Synthesis, in vitro and Docking Studies of New Flavone Ethers as α-Glucosidase Inhibitors

• Published in: Chemical Biology and Drug Design
• Main Author: Imran S.; Taha M.; Ismail N.H.; Kashif S.M.; Rahim F.; Jamil W.; Wahab H.; Khan K.M.
• Format: Article
• Language: English
• Published: Blackwell Publishing Ltd 2016
• Online Access: https://www.scopus.com/inward/record.uri?eid=2-s2.0-84960398049&doi=10.1111%2fcbdd.12666&partnerID=40&md5=ebe013f631694ad2e66f20fc7a1ebfde

We report herein the synthesis, α-glucosidase inhibition and docking studies for a series of 3-15 new flavones. A simple nucleophilic substitution reaction takes place between 3′hydroxyflavone (2) with halides to afford the new flavones. Chalcone (1), 3′hydroxyflavone (2) and the newly synthesized flavones (3-15) were being evaluated for their ability to inhibit activity of α-glucosidase. Compounds 2, 3, 5, 7-10 and 13 showed good inhibitory activity with IC50 values ranging between 1.26 and 36.44 μm as compared to acarbose (IC50 = 38.25 ± 0.12 μm). Compounds 5 (5.45 ± 0.08 μm), 7 (1.26 ± 0.01 μm) and 8 (8.66 ± 0.08 μm) showed excellent inhibitory activity, and this may be due to trifluoromethyl substitution that is common for these compounds.
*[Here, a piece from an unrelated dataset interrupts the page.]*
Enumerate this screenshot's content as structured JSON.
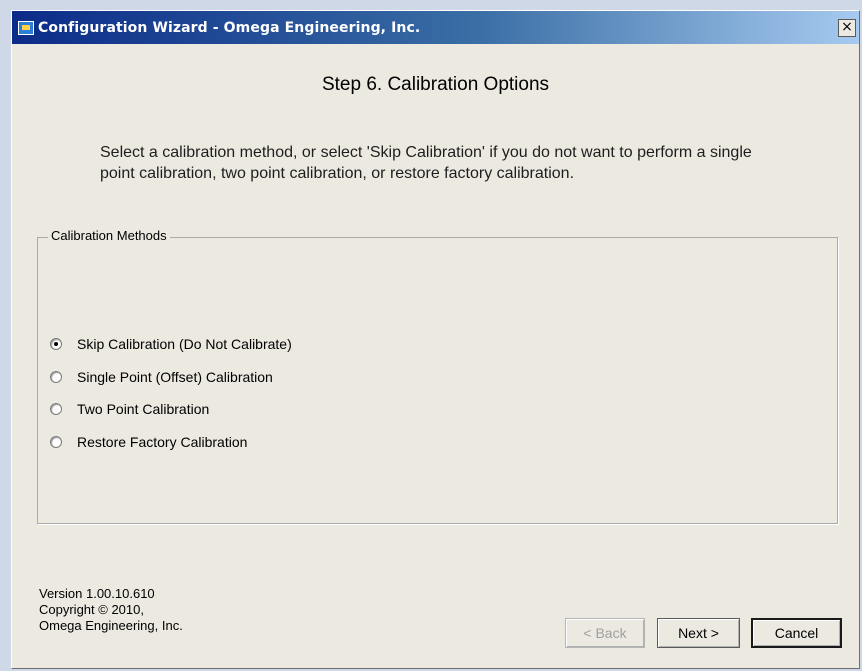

Compound 7, a 2,5-trifluoromethyl-substituted compound, recorded the highest inhibition activity, and it is thirty times better than the standard drug. Docking studies for compound 7 suggest that both trifluoromethyl substituents are well positioned in a binding pocket surrounded by Phe300, Phe177, Phe157, Ala278, Asp68, Tyr71 and Asp214. The ability of compound 7 to interact with Tyr71 and Phe177 is extremely significant as they are found to be important for substrates recognition by α-glucosidase. © 2015 John Wiley & Sons A/S.